Seeking Beta Testers and Feedback - msmonroe

I need beta testers and feedback to give me validation about this idea suggestions about what more needs to be done.
mysimplecircle.com is like an address book for the 21st century, everyone maintains their own information instead of you maintaining everyone else’s information; which ends up being out of sync when they move or change phone numbers. You add your personal information, address, phone, email, and web links of sites you are on and you share the information with the people that you want to see; this can either by group or on an individual basis. Some information you might want to only share with your family and some with friends and you can choose what information you want to share. It can also be any type of information also that you want to share.

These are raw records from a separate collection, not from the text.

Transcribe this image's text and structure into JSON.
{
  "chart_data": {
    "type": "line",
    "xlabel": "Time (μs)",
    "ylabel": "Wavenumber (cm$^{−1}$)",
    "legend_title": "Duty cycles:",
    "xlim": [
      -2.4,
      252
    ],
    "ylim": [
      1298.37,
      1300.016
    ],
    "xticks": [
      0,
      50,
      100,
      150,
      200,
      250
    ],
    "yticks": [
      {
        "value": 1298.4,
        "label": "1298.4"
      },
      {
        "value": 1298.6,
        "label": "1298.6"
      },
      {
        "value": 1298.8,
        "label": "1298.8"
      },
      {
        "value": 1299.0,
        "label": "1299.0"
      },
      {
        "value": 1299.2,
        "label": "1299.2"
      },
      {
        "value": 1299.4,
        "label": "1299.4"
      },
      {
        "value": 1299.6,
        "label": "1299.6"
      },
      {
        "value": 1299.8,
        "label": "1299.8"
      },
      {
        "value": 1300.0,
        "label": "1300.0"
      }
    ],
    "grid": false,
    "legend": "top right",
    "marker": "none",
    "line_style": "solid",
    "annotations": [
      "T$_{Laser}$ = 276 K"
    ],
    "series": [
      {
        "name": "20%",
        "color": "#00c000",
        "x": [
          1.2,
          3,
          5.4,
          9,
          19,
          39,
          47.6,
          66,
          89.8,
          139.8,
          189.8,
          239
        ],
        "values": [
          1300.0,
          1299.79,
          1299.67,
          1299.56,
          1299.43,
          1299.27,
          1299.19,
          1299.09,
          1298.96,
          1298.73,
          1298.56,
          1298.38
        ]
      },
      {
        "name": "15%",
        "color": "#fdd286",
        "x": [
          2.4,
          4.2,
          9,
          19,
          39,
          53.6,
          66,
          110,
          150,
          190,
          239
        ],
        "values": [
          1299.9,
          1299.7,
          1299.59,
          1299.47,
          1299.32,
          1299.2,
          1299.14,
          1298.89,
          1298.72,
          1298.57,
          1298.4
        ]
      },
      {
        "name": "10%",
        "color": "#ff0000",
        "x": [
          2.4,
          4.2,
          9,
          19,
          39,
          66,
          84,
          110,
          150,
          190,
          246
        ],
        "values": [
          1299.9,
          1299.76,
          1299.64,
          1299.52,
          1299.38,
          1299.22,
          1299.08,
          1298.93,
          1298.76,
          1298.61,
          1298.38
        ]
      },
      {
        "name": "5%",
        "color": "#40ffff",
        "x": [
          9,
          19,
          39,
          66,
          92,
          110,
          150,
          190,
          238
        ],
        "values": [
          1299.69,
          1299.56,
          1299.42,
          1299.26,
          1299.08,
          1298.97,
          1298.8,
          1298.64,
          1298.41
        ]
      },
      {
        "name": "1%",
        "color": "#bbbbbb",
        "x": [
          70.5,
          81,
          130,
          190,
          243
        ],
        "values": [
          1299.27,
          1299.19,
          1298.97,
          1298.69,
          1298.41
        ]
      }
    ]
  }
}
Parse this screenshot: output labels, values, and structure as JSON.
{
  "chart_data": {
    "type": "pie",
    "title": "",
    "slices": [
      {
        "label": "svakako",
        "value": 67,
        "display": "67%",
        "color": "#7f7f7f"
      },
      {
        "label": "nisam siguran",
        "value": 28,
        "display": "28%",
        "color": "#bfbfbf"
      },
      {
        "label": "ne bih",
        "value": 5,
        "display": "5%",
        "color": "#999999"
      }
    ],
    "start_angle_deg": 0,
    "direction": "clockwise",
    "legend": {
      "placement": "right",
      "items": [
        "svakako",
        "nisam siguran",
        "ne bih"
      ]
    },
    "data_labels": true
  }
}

You can also create groups with preset permissions or set permissions by the individual. There is also a public group that you can add yourself into and share some information, but of course minimal amount, maybe just enough for someone to find you and ask to connect with you. You can show hobbies, professional interests, anything. People might want to connect with you by different criteria if you’re in the public group, by hobby or different interests. If you don’t want to be in the public directory, you can send email invites for people to join you on mysimplecircle. You changed your phone number? Just change it in mysimplecircle and the people that have my simple circle accounts will see that reflected automatically.  Join a new site? Update that in mysimplecircle.com  and share the information to the people that you would like to join you.
======
raphsabb
I dont like the name for it but it looks to be a great idea